Film "Hable Con Ella" de Pedro Almodóvar

Film « Hable Con Ella » de Pedro Almodóvar

 

Le taureau renvoie aussi à la figure paternelle érotisée, ainsi qu’au parricide par la mère/la femme lesbienne. « Elle décida, sans rien en dire à personne, d’acheter dans le sud de la France une propriété où l’on élevait des taureaux. […]Le souhait caché de cette marquise était de pratiquer la même chose sur un homme. » (une marquise lesbienne officiellement « attirée par la castration », dans le roman Les Carnets d’Alexandra (2010) de Dominique Simon, p. 211-212) Je vous renvoie à la nouvelle « À l’ombre des bébés » (2010) d’Essobal Lenoir (avec le père et « ses épaisses moustaches en forme de cornes de taureau », p. 29), au tableau Taureau ascendant balance (2007) d’Orion Delain, etc.

 
 

Kavanagh – « Papa, j’suis homo !!!

Son père – Eh bien moi, j’suis taureau et ta mère est balance ! »

(cf. le one-man-show Anthony Kavanagh fait son coming out (2010) d’Anthony Kavanagh)
 

 

Thésée et le Minotaure

Thésée et le Minotaure

 

En lien avec l’amant-torero ou l’amant-taureau, il est parfois fait référence au mythe paternel et incestueux du Minotaure, cet être mi-humain mi-taureau enfermé dans le labyrinthe où Thésée est perdu : cf. la chanson « Minotaure » de Niagara, la couverture du recueil de nouvelles Le Mariage de Bertrand (2010) d’Essobal Lenoir (avec le Minotaure homosexualisé), le recueil de poèmes Octavie ou la deuxième mort du Minotaure (1985) de Geneviève Pastre, la pièce Doubles (2007) de Christophe et Stéphane Botti, le film « Johnny Minotaur » (1971) de Charles-Henri Ford, le tableau Minotaures (1999) de Philippe Barnier, le tableau Thésée et Minotaure (1991) de Charles-Louis La Salle, etc. « Moloch me pénétra. » (la voix poétique parlant d’un Minotaure, dans le poème « The Howl » (1956) d’Allen Ginsberg).
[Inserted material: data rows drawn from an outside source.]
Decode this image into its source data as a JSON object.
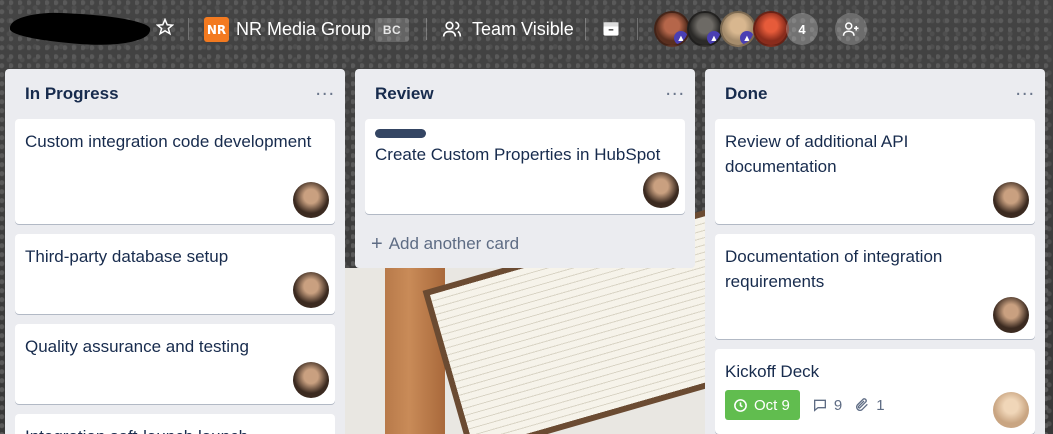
{
  "header": {
    "workspace_logo": "NR",
    "workspace_name": "NR Media Group",
    "workspace_badge": "BC",
    "visibility_label": "Team Visible",
    "member_count": "4",
    "icons": [
      "star-icon",
      "team-icon",
      "archive-icon",
      "add-member-icon"
    ]
  },
  "lists": [
    {
      "title": "In Progress",
      "cards": [
        {
          "title": "Custom integration code development"
        },
        {
          "title": "Third-party database setup"
        },
        {
          "title": "Quality assurance and testing"
        },
        {
          "title": "Integration soft-launch launch"
        }
      ]
    },
    {
      "title": "Review",
      "cards": [
        {
          "title": "Create Custom Properties in HubSpot"
        }
      ],
      "add_card": "Add another card"
    },
    {
      "title": "Done",
      "cards": [
        {
          "title": "Review of additional API documentation"
        },
        {
          "title": "Documentation of integration requirements"
        },
        {
          "title": "Kickoff Deck",
          "due": "Oct 9",
          "comments": "9",
          "attachments": "1"
        }
      ]
    }
  ],
  "colors": {
    "list_bg": "#ebecf0",
    "label": "#344563",
    "due_complete": "#61bd4f",
    "workspace_logo": "#f37a20"
  }
}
Par exemple, dans la pièce À partir d’un SMS (2013) de Silas Van H., Jonathan dit qu’il se trouve enfermé dans sa relation de couple avec Matthieu « comme dans un labyrinthe ». Dans la pièce Jardins secrets (2019) de Béatrice Collas, Maryline, l’héroïne bisexuelle, décrit Gérard son mari violent et qui l’a violée comme « une espèce de créature mythologique mi-homme mi-taureau ».

 

Sculpture du Minotaure

Sculpture du Minotaure


 
 

c) En rouge et noir :

En écho lointain à la passion amoureuse destructrice que figure le corps à corps entre le torero et le taureau (d’aucun se serviraient de la béquille artistique de l’alliance entre Éros et Thanatos, ou entre l’Amour et la mort, pour l’interpréter), on retrouve énormément le cliché romantique stendhalien du rouge et du noir dans la fantasmagorie homosexuelle. « L’encre sur le papier si blanc. Je la vois rouge. Je sais qu’elle est noire mais je la vois rouge. Ce rouge, tout ce rouge, c’est un peu de mon sang, on dirait. Sang d’encre. Se demander pourquoi l’expression signifie si couramment la noirceur. » (Vincent Garbo dans le roman éponyme (2010) de Quentin Lamotta, p. 11)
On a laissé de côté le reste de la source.